Horner insists that isn’t what happened.
“His father has never been my biggest fan. He’s been outspoken about me, but I don’t believe that the Verstappens were responsible in any way,” he says, placing the decision instead with Red Bull GmbH CEO Oliver Mintzlaff, and with Helmut Marko “advising from the sideline”.
That line will land loudly in a paddock that has long understood Red Bull as a two-centre power structure: Horner on one side, Marko on the other, with Verstappen’s orbit powerful enough to bend both when it really mattered. Horner doesn’t go as far as to say there was a coup — but he doesn’t disguise that the question of “overall control” was at the heart of it.
It’s also telling what Horner chooses to dwell on. There’s no grand defence of every decision, no long list of grievances aired. The rawest part is personal: the speed, the silence, the sense that the version of Red Bull he thought he belonged to no longer existed.
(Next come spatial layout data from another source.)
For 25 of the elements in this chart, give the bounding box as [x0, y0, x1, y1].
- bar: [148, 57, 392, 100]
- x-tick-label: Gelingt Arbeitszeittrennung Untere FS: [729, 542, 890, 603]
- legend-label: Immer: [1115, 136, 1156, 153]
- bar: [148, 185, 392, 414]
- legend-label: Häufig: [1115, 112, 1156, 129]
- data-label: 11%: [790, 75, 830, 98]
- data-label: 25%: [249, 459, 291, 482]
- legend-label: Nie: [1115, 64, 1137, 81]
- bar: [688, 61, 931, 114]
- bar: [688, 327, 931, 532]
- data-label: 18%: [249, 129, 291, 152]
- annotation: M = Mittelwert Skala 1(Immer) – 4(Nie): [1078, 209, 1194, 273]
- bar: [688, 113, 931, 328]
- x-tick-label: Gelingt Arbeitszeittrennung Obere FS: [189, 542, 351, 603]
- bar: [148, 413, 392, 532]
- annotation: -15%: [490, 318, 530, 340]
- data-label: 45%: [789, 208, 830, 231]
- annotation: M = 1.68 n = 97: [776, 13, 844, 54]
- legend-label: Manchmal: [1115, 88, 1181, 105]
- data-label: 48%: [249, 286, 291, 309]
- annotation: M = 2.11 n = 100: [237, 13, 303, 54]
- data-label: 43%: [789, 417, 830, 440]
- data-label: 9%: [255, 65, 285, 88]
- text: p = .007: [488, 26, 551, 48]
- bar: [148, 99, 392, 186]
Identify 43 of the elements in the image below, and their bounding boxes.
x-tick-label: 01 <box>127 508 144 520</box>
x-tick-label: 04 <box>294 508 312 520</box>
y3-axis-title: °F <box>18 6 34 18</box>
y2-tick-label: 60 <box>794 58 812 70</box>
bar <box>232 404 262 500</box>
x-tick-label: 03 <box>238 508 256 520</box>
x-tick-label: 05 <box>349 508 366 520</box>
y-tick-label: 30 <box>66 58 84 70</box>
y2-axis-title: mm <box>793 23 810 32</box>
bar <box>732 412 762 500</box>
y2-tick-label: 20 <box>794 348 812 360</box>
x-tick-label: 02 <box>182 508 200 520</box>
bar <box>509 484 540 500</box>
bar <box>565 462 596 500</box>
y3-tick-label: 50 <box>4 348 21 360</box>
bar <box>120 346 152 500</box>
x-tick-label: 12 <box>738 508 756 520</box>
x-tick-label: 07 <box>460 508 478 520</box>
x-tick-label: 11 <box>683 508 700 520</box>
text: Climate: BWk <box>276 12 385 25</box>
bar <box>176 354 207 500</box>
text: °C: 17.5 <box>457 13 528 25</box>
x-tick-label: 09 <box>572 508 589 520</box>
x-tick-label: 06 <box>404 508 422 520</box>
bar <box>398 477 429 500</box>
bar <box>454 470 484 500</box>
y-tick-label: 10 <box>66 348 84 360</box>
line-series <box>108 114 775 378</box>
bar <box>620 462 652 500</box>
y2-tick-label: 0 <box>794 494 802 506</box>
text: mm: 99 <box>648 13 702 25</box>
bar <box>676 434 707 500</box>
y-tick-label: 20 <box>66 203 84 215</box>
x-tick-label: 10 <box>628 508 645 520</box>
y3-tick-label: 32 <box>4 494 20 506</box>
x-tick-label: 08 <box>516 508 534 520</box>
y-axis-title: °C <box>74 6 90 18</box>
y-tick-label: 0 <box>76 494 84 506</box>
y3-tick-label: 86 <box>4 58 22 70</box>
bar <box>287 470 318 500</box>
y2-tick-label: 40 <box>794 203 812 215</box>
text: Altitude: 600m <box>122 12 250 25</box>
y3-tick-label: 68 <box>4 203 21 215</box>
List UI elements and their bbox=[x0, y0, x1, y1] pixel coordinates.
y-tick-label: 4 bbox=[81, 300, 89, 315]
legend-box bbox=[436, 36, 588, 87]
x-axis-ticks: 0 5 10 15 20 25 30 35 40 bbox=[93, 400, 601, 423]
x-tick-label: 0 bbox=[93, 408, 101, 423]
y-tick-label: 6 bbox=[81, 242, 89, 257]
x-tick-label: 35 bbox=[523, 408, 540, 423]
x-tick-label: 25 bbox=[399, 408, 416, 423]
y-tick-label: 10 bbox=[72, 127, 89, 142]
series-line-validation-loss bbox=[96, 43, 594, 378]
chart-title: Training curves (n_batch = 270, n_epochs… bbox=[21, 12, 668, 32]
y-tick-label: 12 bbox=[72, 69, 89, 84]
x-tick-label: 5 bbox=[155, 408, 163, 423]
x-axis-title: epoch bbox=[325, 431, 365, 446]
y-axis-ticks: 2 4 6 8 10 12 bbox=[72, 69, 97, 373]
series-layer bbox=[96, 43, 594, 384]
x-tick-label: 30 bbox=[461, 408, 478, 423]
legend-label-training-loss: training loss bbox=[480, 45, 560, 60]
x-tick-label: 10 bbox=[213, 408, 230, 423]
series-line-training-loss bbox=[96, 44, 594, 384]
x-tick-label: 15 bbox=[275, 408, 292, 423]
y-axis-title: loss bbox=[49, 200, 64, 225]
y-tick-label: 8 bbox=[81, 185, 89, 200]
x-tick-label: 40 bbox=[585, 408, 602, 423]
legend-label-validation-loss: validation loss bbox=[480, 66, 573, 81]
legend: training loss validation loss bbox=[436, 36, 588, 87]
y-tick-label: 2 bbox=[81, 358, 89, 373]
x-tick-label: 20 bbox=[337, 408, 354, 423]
Outside the Netflix interview, Horner’s public life since his removal has been minimal, limited largely to an appearance at the European Motor Show in Dublin. But the business end of his exit has been anything but quiet. He was first removed from operational duties in early July 2025, then stripped of directorship roles across Red Bull’s F1-related companies in August, before a full severance package was agreed and confirmed on September 22.
That settlement is believed to be around $100 million, and crucially it appears to have shortened a “gardening leave” period that would otherwise have kept him inactive. The compromise is understood to leave Horner free to return to competition in the second half of the 2026 season if the right opportunity appears — an important detail in a year where the competitive order is being reshaped and experienced operators are gold dust.
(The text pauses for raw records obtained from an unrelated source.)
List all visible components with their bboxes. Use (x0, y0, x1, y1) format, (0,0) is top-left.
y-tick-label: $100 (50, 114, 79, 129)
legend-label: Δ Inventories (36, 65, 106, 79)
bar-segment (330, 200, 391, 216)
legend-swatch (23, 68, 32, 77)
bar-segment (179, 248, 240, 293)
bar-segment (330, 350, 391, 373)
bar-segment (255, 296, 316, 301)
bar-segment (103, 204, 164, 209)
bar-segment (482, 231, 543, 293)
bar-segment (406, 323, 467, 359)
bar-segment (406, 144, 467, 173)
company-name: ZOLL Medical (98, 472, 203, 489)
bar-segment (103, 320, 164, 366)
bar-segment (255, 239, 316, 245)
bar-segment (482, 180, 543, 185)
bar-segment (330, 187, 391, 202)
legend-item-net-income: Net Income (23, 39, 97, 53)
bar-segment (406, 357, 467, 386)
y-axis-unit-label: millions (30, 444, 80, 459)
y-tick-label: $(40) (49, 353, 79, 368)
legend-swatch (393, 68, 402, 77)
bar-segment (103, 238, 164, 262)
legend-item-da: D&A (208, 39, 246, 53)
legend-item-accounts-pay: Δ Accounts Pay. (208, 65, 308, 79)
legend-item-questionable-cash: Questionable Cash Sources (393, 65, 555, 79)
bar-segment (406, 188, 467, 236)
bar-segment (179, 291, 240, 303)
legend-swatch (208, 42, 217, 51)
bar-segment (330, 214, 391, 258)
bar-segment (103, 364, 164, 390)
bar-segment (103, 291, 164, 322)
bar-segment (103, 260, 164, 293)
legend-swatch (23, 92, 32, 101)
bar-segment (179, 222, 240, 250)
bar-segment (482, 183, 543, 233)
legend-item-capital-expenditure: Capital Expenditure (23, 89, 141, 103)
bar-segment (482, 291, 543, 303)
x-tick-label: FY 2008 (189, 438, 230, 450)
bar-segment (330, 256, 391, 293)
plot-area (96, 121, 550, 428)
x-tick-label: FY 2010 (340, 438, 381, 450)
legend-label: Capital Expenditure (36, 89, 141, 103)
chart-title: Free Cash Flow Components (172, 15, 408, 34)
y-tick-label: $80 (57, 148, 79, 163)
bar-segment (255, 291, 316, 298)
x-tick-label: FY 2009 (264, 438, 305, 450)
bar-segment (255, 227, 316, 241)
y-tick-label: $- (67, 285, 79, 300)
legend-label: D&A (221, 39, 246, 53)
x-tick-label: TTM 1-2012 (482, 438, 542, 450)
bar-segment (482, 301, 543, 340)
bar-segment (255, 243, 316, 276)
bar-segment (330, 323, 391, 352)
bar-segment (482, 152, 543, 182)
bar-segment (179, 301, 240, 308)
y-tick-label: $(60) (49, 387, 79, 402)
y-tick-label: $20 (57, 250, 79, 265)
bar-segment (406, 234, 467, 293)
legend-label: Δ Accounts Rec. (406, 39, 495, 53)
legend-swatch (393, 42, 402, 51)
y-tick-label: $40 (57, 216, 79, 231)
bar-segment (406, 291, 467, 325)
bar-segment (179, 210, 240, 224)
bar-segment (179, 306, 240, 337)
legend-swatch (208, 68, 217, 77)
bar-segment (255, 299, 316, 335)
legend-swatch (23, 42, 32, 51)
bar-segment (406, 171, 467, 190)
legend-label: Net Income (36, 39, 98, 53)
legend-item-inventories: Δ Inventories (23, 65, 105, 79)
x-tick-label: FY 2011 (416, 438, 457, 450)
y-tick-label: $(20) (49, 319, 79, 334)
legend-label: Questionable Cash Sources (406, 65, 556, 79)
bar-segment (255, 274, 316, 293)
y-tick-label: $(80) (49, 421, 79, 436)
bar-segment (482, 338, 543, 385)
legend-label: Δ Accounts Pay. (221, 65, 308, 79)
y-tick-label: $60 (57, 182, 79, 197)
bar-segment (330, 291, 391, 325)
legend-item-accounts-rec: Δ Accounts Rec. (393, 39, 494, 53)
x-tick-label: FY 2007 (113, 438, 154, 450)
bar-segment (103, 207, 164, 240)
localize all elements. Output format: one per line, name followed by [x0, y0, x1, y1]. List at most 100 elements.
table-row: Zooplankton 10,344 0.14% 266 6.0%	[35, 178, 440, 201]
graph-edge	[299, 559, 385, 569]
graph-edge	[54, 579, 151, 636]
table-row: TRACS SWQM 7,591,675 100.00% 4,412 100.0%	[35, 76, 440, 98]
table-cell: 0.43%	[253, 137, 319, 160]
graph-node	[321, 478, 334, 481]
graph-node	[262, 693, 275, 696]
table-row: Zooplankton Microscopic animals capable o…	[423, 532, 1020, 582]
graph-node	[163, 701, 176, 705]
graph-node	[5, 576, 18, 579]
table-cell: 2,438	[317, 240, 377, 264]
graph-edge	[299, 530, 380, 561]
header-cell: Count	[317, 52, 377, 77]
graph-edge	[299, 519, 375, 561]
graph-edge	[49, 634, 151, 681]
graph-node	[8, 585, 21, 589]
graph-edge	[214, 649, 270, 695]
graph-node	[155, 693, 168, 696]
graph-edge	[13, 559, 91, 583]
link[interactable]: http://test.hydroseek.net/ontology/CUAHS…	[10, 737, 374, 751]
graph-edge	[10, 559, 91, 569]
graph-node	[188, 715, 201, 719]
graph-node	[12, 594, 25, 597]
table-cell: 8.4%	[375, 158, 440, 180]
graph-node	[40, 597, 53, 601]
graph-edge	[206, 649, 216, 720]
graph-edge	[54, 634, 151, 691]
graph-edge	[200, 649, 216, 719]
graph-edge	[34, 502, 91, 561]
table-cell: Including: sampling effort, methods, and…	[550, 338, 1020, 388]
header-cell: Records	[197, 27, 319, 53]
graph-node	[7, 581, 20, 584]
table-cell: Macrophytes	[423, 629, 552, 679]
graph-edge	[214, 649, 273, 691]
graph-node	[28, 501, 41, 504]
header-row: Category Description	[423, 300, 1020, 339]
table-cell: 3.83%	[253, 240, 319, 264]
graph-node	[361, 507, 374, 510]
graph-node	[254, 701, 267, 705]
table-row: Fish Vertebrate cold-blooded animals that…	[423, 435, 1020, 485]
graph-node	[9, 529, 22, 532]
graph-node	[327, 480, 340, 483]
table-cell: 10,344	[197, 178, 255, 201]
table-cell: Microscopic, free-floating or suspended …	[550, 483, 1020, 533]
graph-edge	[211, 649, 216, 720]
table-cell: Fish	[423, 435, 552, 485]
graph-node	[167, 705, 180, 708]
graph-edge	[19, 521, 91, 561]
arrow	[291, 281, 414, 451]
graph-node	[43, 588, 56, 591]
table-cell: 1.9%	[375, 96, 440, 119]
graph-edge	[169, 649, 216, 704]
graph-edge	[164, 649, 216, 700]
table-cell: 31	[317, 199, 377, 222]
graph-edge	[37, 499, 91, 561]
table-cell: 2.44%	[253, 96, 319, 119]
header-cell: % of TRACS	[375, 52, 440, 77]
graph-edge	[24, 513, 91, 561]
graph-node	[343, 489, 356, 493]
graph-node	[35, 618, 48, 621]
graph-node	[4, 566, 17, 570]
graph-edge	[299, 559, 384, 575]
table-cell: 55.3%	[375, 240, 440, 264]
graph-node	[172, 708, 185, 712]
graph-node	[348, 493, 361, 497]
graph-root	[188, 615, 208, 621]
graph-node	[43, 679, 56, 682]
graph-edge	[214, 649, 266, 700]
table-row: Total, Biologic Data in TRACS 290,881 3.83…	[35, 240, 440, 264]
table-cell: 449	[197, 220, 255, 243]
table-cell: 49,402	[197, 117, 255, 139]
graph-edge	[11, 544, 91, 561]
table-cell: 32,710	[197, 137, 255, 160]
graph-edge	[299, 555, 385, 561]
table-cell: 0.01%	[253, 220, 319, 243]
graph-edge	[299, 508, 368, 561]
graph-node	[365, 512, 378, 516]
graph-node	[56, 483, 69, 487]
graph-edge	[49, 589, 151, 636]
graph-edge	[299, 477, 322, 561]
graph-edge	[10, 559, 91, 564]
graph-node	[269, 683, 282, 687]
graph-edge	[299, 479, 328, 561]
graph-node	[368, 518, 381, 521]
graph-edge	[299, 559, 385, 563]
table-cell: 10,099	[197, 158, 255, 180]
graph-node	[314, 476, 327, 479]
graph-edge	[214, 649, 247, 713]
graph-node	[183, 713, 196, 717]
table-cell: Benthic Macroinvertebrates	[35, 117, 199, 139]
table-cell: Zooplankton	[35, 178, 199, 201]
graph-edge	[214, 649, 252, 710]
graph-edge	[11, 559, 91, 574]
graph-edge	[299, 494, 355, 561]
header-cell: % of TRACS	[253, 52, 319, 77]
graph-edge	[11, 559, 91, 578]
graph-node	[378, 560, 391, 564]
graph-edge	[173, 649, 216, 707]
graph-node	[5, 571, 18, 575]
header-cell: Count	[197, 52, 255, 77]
In the Netflix segment, Horner also revisits the internal pressures that defined his last season at Red Bull, including the ongoing headache of the second car. Liam Lawson’s early-2025 struggles prompted a swift in-season switch to Yuki Tsunoda, but Horner says the decision wasn’t his and casts it as part of a wider push to prioritise the young driver programme — with Marko again a central force.
“It wasn’t my choice,” he says of swapping Lawson and Tsunoda. “I was always pushed to take drivers from the young driver programme. Helmut was a big driver in it.”
If there’s a moment of levity, it arrives via an unlikely source: Toto Wolff. Horner reads out the text exchange he had with his long-time Mercedes rival after the axe fell, and it’s exactly the kind of dark humour you’d expect from two men who made a decade of F1 feel like a heavyweight feud.
Wolff, Horner says, messaged: “I didn’t know what to say… because, on one side, you’ve been a real asshole, but, on the other hand, the sport will miss one of its main protagonists. Who should I fight and love to hate…?”
Horner’s reply is just as pointed — and, in its own way, more revealing than any corporate statement Red Bull ever issued.
“I’ve loved locking horns with you all these years,” he responds. “So thank you for the rivalry, the competition, the needle. No one else even came close… P.S., you need a haircut.”
It’s a neat encapsulation of where Horner seems to be landing: hurt, yes — but still himself. Still competitive. Still, at least in his own mind, not finished.
*Drive to Survive* Season 8 is released on Netflix on February 27.